Sometimes known as the “age of reason” – Andy discovered that music was a pleasant retreat from the perplexities of other children his age.
Andy composed two rags in the style of Classic Ragtime, gaining him admission into the National Ragtime Society.
While studying under Robert Savage, he entered a tri-county piano competition and placed first in the Junior Advanced category, performing music by Kuhlau and Kabalevsky. Dr. Savage provided him with ear training.
In his teens—
It became clear that Andy had been endowed with perfect pitch.
Andy’s father – Dave Pope – traveled overseas. Dave’s military travels took Andy to Italy where his passion for music grew.
Andy acquired a Gibson electric guitar and began playing regular gigs as the lead guitarist in a rock band composed of his fellow “military brats.”
Although growing up as a “military brat” is often daunting, Andy’s continual travel gave him exposure to the music of many different cultures.
In his twenties—
It was in returning to California that Andy first experienced an attraction to the Musical Theatre scene. Andy became the Musical Director of Lincoln Theatre in Stockton, as well as Musical Director of the Student Musical Theatre at the University of California at Davis.
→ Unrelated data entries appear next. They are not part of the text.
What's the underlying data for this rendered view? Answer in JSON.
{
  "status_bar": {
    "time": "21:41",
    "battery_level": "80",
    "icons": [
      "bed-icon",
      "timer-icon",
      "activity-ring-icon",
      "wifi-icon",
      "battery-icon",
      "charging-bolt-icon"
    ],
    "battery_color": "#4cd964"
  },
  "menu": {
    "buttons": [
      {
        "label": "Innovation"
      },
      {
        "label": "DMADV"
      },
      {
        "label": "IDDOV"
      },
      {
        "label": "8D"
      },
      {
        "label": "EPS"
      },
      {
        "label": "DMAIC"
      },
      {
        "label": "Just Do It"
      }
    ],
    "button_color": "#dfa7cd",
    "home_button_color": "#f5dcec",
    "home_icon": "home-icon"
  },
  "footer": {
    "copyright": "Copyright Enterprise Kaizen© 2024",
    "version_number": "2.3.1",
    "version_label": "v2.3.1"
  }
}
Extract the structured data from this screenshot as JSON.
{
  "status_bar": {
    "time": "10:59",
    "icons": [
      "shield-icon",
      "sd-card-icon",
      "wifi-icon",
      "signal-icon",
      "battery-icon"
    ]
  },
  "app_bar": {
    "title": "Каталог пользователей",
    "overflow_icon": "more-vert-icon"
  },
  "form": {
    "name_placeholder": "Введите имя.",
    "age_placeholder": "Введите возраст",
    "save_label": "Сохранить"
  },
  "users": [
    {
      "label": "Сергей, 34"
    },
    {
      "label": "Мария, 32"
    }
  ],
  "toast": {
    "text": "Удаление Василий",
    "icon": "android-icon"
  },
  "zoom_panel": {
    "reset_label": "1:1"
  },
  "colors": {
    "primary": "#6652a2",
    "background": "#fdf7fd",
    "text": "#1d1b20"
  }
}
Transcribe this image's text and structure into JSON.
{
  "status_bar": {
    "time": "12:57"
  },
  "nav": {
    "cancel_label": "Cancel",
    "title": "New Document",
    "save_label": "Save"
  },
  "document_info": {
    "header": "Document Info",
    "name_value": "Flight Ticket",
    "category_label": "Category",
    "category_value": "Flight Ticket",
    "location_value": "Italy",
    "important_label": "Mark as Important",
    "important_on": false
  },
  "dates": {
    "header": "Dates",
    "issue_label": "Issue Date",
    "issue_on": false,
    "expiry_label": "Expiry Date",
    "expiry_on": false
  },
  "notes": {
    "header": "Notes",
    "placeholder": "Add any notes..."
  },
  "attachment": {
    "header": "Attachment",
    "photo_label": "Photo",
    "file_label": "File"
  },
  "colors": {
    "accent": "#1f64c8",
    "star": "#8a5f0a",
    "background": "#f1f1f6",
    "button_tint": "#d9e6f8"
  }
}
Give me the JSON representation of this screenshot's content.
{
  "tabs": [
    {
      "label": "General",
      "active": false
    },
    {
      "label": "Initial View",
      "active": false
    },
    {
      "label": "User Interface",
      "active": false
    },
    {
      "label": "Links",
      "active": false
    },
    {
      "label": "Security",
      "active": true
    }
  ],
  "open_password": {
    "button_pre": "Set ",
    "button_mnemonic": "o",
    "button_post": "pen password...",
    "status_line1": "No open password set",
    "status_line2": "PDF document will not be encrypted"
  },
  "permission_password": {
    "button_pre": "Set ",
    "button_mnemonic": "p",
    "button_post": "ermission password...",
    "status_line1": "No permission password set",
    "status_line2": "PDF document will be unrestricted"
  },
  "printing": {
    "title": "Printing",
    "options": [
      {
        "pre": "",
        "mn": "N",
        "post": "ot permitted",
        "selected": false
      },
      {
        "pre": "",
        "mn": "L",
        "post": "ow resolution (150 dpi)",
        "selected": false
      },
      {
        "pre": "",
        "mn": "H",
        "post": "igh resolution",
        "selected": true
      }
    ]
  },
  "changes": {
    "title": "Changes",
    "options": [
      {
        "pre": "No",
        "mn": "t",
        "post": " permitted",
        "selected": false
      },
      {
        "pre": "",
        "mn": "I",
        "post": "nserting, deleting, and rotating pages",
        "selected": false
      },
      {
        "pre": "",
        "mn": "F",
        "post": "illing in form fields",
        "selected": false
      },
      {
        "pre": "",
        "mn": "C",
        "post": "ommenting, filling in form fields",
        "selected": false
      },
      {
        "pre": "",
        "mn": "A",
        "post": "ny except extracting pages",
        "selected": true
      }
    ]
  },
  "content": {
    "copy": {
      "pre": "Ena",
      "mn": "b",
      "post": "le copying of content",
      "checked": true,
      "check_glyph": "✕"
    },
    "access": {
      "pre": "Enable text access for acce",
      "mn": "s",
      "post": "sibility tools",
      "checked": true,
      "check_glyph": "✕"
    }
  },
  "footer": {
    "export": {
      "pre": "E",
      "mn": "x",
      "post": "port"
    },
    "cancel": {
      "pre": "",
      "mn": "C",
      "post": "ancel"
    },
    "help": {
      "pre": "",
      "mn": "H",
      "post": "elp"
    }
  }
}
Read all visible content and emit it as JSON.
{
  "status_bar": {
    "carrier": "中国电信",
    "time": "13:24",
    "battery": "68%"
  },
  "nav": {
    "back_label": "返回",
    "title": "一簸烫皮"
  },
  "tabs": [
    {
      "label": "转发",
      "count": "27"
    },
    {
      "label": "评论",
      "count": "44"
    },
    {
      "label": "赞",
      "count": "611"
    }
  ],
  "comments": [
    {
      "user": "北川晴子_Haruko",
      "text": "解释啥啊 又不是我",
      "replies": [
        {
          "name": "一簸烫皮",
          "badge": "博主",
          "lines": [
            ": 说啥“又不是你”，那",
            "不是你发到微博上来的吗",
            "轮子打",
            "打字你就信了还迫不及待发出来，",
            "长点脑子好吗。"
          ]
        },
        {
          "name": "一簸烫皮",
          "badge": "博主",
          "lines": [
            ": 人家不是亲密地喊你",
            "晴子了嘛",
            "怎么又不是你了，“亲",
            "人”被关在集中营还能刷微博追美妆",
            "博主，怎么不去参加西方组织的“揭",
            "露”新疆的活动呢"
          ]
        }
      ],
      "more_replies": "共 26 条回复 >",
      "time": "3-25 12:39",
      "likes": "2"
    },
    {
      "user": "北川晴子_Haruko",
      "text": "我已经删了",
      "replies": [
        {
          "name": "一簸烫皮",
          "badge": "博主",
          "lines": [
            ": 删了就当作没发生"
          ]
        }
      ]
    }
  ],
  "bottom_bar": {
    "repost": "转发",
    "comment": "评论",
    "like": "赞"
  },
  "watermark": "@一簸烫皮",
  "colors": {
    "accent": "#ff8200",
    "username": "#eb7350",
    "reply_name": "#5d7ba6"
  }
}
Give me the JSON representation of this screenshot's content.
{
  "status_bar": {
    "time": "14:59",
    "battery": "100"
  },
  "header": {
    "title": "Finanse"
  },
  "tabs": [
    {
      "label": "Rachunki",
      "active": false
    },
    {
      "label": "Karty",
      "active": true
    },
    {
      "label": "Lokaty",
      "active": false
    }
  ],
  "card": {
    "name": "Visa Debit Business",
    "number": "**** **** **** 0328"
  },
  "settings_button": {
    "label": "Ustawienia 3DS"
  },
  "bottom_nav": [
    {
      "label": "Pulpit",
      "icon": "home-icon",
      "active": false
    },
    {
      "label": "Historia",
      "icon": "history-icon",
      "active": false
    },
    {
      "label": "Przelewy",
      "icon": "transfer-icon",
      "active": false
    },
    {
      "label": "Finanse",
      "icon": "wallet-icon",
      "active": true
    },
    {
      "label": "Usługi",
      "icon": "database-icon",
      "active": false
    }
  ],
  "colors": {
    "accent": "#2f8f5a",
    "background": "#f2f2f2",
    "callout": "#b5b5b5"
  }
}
He attended the Conservatory of Music at the University of the Pacific. There he studied piano under Frank Wiens, as well as Music Theory and Composition under the late Stan Beckler, who remained his Theory-Comp mentor until his death in 2010 at the age of 85.
Andy wrote two rock operas and three musical comedies before he reached thirty. One of the musicals, Over My Dead Body, was produced twice: once at Lincoln Theatre, and once at the Summer Repertory Theatre in Santa Rosa.
In his thirties—
Despite the successes of his twenties, Andy grew disillusioned with the genre of Musical Theatre shortly after leaving PCPA (where he served as Assistant Musical Director in the early 80′s.) He began composing songs in a gentler style. During the 80′s he traveled as an itinerant singer-songwriter, taking his guitar to coffeehouses throughout Northern California.
The lure of Musical Theatre never ceased to make its presence felt. Andy describes this lure as something that summons him, “sometimes subtly, sometimes very vociferously.” Musical Theatre served as a haven for Andy.
Marquee Theatre in Santa Rosa was one such haven. The Great American Melodrama and Vaudeville was another. It was there that the inspiration began to enfold for his musical, The Burden of Eden.
In his forties—
Andy could often seen looming behind a Yamaha C-3 grand piano at the prestigious Gulliver’s Restaurant in Burlingame. He learned as many jazz tunes and standards as possible, simultaneously performing as a church musician, a school district accompanist, and a private teacher of Piano and Voice.
In 1999, Andy once again returned to Musical Theatre, working as an accompanist and musical director for numerous companies, including Broadway By the Bay and the Hillbarn Theatre. He also resumed teaching privately, taught music at a private school, and conducted a 25-member children’s choir.
In his fifties—
In 2004, Andy found himself focusing, not on making money, but on composing music. It was during this period that The Burden of Eden was finally completed.
From there, Andy went on to become the Musical Director at Theatre in the Mountains, a singing teacher at Children’s Musical Theatre San Jose, an accompanist at Peninsula Voice Studio, and an opera coach at Peninsula Teen Opera, where two of his pieces from The Burden of Eden were performed.
In the summer of 2006 Andy found himself following an instinct that caused him to leave “mainstream society” as he calls it. Andy began asking himself questions, “How can the gift of music best be harnessed?” A new inspiration was born of introspective exploration, forming into Eden in Babylon, a musical.
This piece is still a work in progress in 2012. It will be thrilling – but not surprising – to see Eden in Babylon on stage in the years to come.